Ordinarily, a director who does no more than carry out their constitutional role within the company will not be liable with the company in conspiracy (MCA Records Inc v Charly Records Ltd  1 BCLC 93). However, the court rejected any argument that Christopher Lloyd could not be held liable. Rather than acting in the best interests of Hillersdon, Christopher Lloyd was found to be acting in the best interests of his brother.
Both Michael and Christopher Lloyd were therefore found to have been complicit in the decision to liquidate Hillersdon and thereby avoid the debt owed to Palmer Birch; this gave rise to the requisite intention to injure.
The court’s analysis in Palmer Birch of the economic torts is useful and this alone makes it essential reading for practitioners who are advising clients in similar situations.
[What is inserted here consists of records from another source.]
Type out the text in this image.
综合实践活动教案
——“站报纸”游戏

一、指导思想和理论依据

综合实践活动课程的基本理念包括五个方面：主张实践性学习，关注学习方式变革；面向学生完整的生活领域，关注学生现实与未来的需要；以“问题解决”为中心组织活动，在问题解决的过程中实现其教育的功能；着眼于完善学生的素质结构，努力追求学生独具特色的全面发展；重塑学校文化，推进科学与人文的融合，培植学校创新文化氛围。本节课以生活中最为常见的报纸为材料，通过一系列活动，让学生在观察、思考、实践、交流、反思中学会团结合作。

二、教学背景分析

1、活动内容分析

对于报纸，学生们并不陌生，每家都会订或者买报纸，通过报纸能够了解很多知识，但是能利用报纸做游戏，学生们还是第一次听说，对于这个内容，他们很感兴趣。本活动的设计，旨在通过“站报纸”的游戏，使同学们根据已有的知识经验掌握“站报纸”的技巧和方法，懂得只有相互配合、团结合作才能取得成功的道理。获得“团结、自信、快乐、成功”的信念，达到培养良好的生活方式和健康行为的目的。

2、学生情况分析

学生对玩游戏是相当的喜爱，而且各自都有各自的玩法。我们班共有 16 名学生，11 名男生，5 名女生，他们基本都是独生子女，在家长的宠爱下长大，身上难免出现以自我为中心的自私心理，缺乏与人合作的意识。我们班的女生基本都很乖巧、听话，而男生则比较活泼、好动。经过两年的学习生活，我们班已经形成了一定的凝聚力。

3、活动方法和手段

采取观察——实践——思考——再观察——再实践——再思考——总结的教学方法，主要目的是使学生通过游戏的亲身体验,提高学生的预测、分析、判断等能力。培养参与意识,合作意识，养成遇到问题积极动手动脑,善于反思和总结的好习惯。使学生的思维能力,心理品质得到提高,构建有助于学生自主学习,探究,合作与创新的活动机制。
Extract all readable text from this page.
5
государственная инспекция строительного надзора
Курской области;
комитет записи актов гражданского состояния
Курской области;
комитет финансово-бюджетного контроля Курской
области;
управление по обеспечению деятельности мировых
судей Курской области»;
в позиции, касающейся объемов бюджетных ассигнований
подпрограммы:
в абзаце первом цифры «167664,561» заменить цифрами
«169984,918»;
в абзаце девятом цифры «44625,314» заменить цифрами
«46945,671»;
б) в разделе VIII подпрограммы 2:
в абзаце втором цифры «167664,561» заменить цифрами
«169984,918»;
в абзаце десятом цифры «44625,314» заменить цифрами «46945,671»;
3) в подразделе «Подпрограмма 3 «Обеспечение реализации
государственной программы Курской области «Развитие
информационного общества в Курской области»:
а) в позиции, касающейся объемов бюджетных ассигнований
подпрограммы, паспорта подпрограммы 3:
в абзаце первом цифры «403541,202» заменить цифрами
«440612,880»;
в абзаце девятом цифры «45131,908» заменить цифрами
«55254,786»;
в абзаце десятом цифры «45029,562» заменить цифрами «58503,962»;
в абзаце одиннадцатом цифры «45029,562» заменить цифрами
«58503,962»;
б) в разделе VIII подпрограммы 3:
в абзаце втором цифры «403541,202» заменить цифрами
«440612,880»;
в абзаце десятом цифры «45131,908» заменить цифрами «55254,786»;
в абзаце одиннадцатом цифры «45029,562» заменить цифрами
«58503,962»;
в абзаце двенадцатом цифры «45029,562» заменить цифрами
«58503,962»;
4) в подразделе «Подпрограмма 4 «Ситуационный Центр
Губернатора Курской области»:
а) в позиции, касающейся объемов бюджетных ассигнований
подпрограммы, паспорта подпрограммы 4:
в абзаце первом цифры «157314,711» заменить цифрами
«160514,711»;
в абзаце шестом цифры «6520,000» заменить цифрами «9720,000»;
However, as the court pointed out, the case highlights the perils of contracting with an undercapitalised company that is reliant on third-party funding: a feature which is not limited to the construction industry.
Special purpose vehicles (SPVs), that is, companies that are set up for an express purpose or specific project, are commonplace in private equity. SPVs are often, if not exclusively, reliant on third-party funding and have limited to no means of acquiring further assets to fund themselves. In such instances, and as evidenced by the decision in Palmer Birch, parties contracting with SPVs should be alive to the fact that the withdrawal of funding is a distinct possibility.
There are, however, some simple ways to mitigate the risk that an SPV will be unable to fulfil its financial obligations under a contract. For example, payments on account or in instalments would limit any financial exposure. On larger projects, it is advisable to obtain a funding commitment letter or guarantee from the backers.
For those that do make use of SPVs, it is important to note that in Palmer Birch the restriction of funding to an SPV was not itself found to be unlawful. However, the decision does provide a sobering reminder that economic torts do provide a direct path to the individuals behind the corporate entity. This is especially the case for a nominal director who allows a company to be run by someone else. If that company uses unlawful means to cause loss to others, then the director may be held personally liable.